The Orange Book: Reclaiming Liberalism
- Author: Paul Marshall and David Laws (editors)
- Language: English
- Subject: Politics, liberalism
- Publisher: Profile Books
- Publication date: 2 September 2004
- Publication place: United Kingdom
- Media type: Print (paperback)
- Pages: 302
- ISBN: 1-86197-797-2
- OCLC: 59265240
- Followed by: Britain After Blair – A Liberal Agenda

= The Orange Book =

Book by Paul Marshall and others

The Orange Book: Reclaiming Liberalism is a book written by a group of prominent British Liberal Democrat politicians and edited by David Laws and Paul Marshall in 2004. Three contributors later became leaders of the Liberal Democrats: Nick Clegg, Vince Cable and Ed Davey. Other contributors include Chris Huhne, Susan Kramer, Mark Oaten and Steve Webb. The book's central philosophy, and some of its ideas, are supported by Liberal Reform, an internal group of the Liberal Democrats. It has been compared with The Purple Book: A Progressive Future For Labour, published seven years later by senior members of the UK's Labour Party, who were associated with the governments of Tony Blair and Gordon Brown.

The term Orange Bookers refers to those in the party who subscribe to the book's emphasis on greater personal choice and possible market solutions.

In the book, the group offers liberal solutions—often stressing the role of choice and competition—to several societal issues such as public healthcare, pensions, environment, globalization, social and agricultural policy, local government, the European Union and prisons. It is usually seen as the most economically liberal publication that the Liberal Democrats have produced in recent times.

== Chapters and contributors ==
- "Reclaiming Liberalism: a liberal agenda for the Liberal Democrats" – David Laws
- "Liberalism and localism" – Ed Davey
- "Europe: a Liberal future" – Nick Clegg
- "Global governance, legitimacy and renewal" – Chris Huhne
- "Liberal economics and social justice" – Vince Cable
- "Harnessing the market to achieve environmental goals" – Susan Kramer
- "UK health services: a liberal agenda for reform" – David Laws
- "Tough Liberalism: a liberal approach to cutting crime" – Mark Oaten
- "Children, the family and the state: a liberal agenda" – Steve Webb and Jo Holland
- "Pension reform: a settlement for a new century" – Paul Marshall

== Ideology ==

Orange Book liberalism is a classical liberal ideology, mostly within the Liberal Democrats, which seeks to balance the four main strands of liberal thought—social liberalism, economic liberalism, cultural liberalism and political liberalism. Orange Book liberalism is represented within the Liberal Democrats by the pressure group Liberal Reform.

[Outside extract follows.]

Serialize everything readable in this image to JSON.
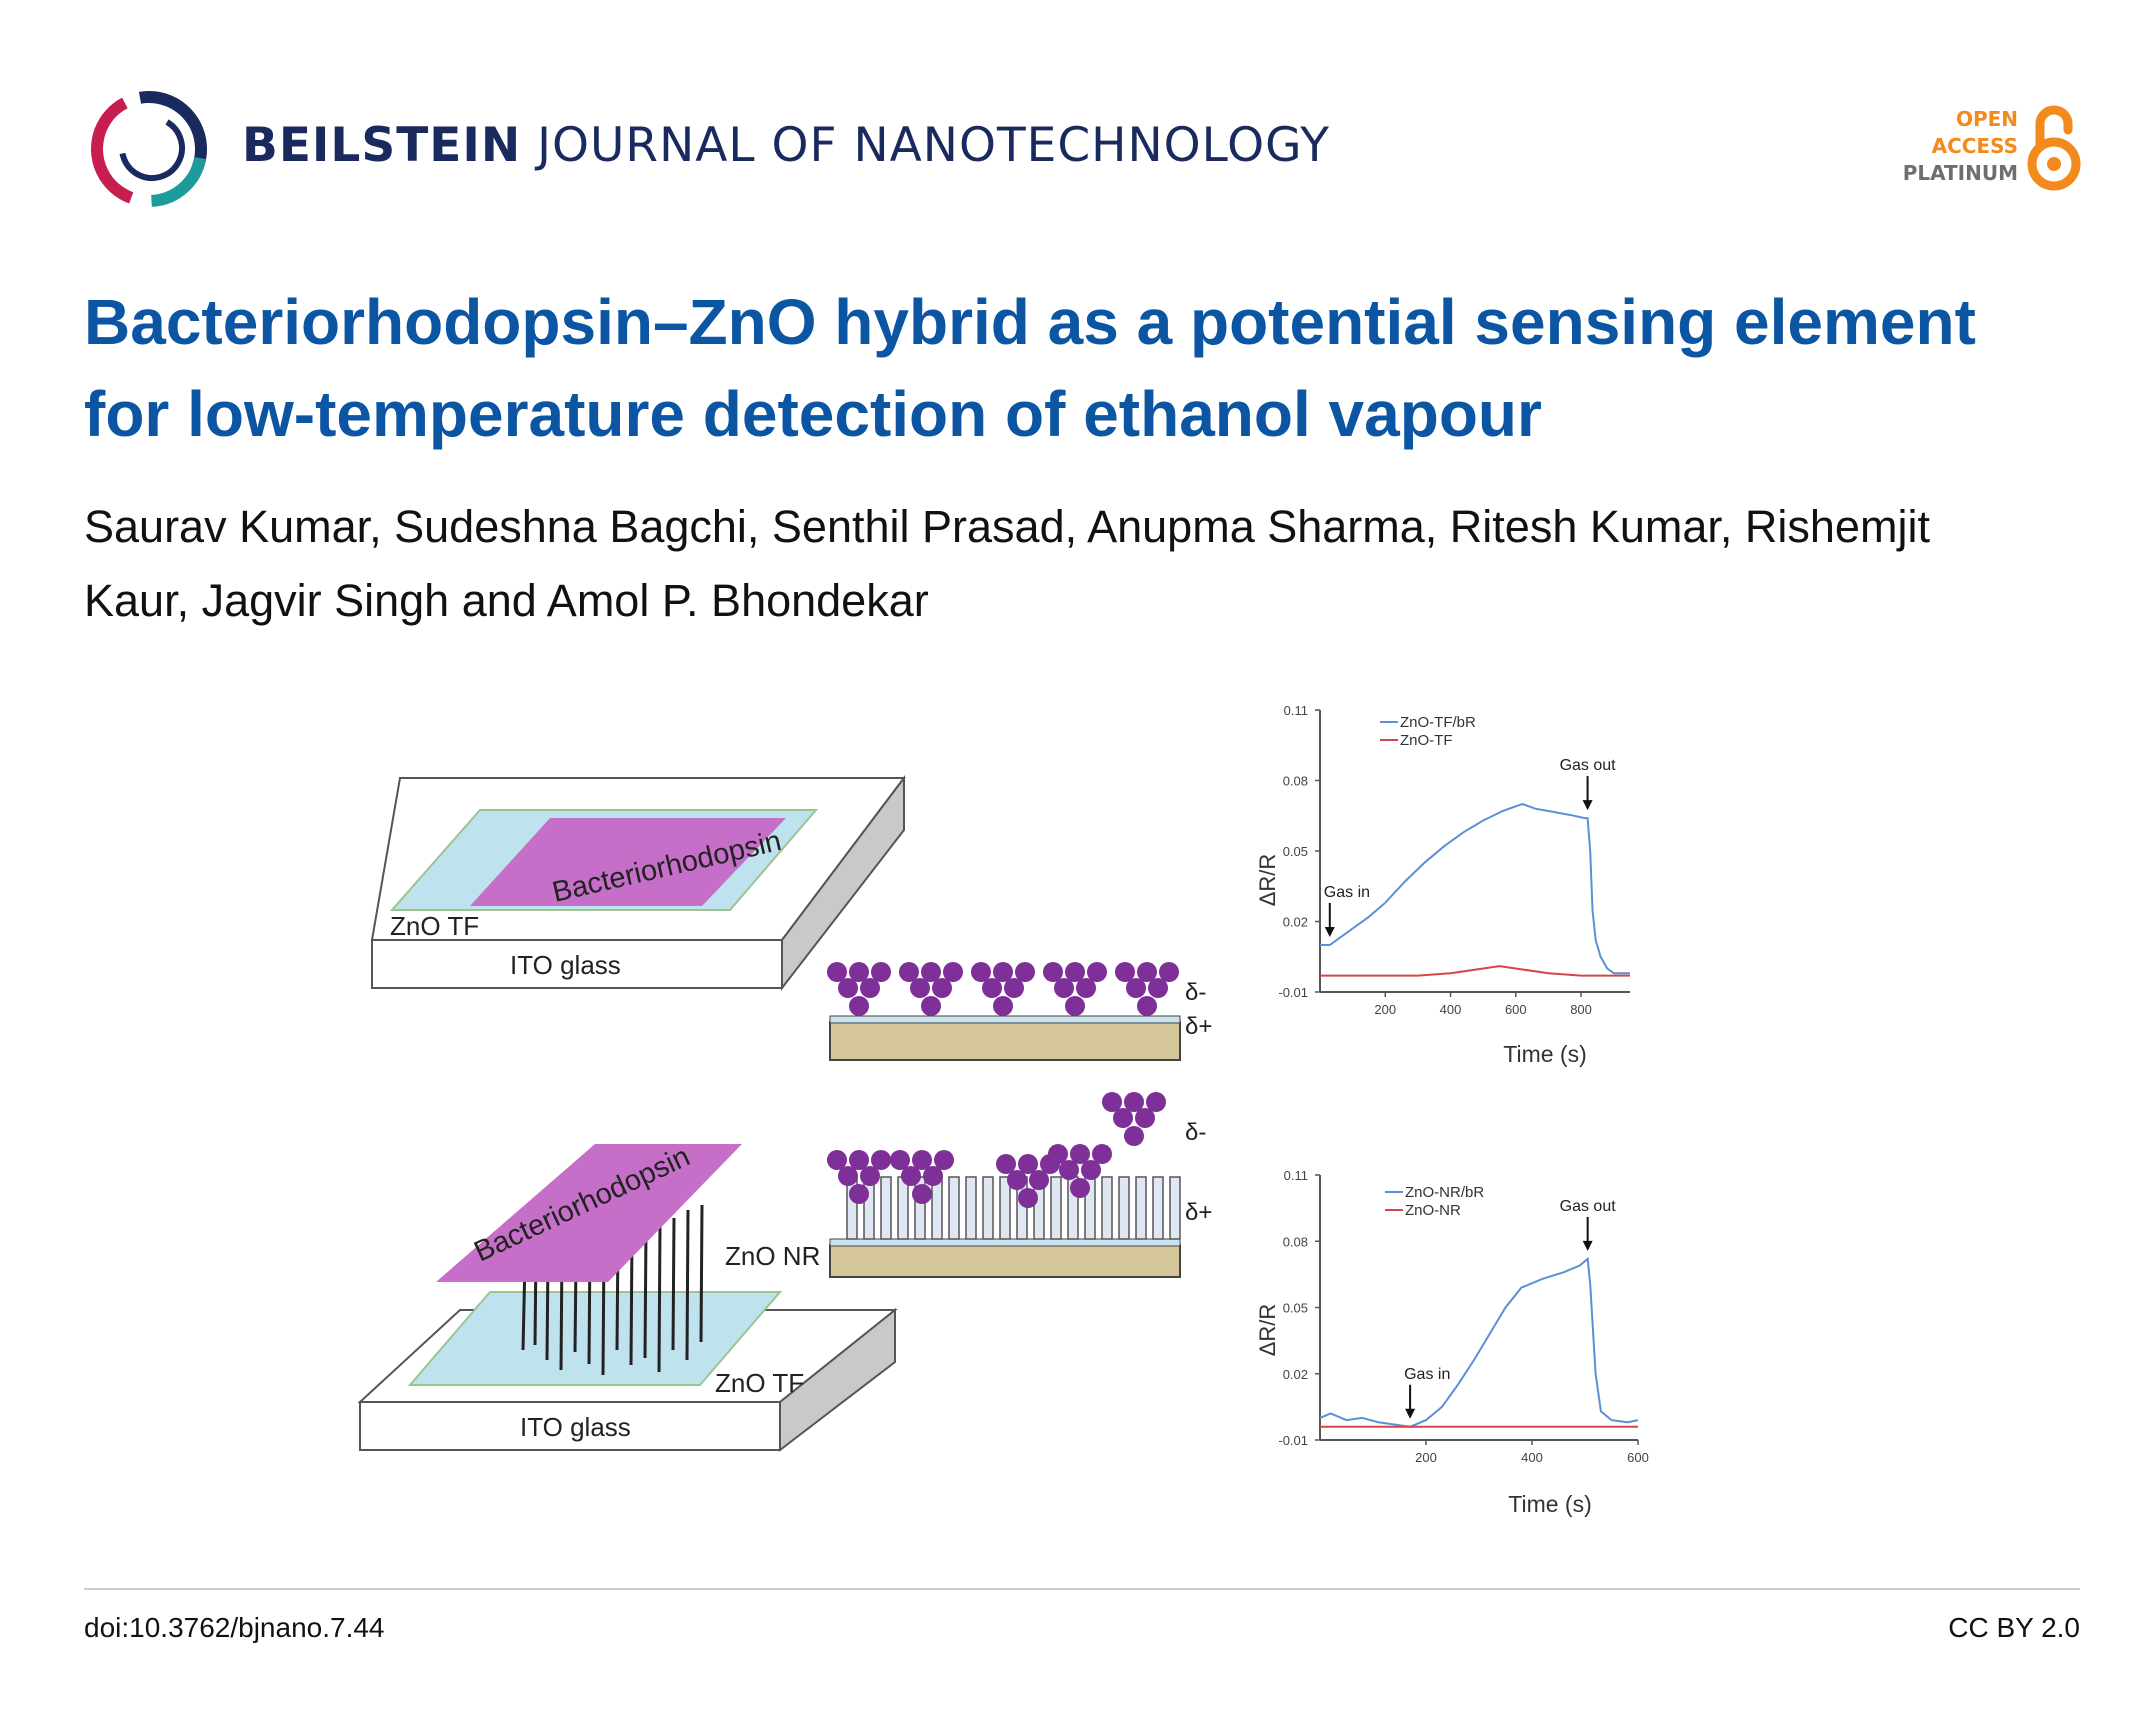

"Orange Booker" is now a well-used term for identifying Liberal Democrats who adhere more strongly to economic and personal liberal principles, compared to those who more strongly identify with centre-left beliefs such as members of the Social Liberal Forum or the Beveridge Group. Many Orange Bookers were prominent figures in the 2010–2015 Conservative/Liberal Democrat coalition government, such as former Deputy Prime Minister Sir Nick Clegg and Chris Huhne, former Energy Secretary, and current leader Sir Ed Davey. While the leader of the Liberal Democrats in the 2000s, Charles Kennedy is less associated with the Orange Book, and in turn the 2010–2015 Conservative/Liberal Democrat coalition government.

== Reception ==
Six years following the book's publication, the Liberal Democrats joined with the Conservatives to form a coalition government. Of the nine authors of the book who were elected MPs, one (Mark Oaten) resigned before the 2010 election, one (Chris Huhne) resigned in 2013 having been in the cabinet, and the remaining seven were all members of the government in 2015. Edward Stourton from the BBC radio show Analysis argued that the Orange Book movement within the Liberal Democrats was important in the founding of the coalition government with the Conservatives. Conservative MP David Davis found a number of "areas of overlap" between Conservative policies and the views of the book authors.

Historian and Labour politician Tristram Hunt said that the Orange Book debate was a revival of the debates in liberal circles between the classical liberalism of William Gladstone and politicians like David Lloyd George.

Richard Grayson, a member of the Social Liberal Forum, said that such Gladstonian liberalism was replaced in the early 20th century with a commitment to the welfare state because of the work of Thomas Hill Green, Leonard Hobhouse and the economist John A. Hobson; therefore, The Orange Book writers were seeking to overturn nearly a century of Liberal party history.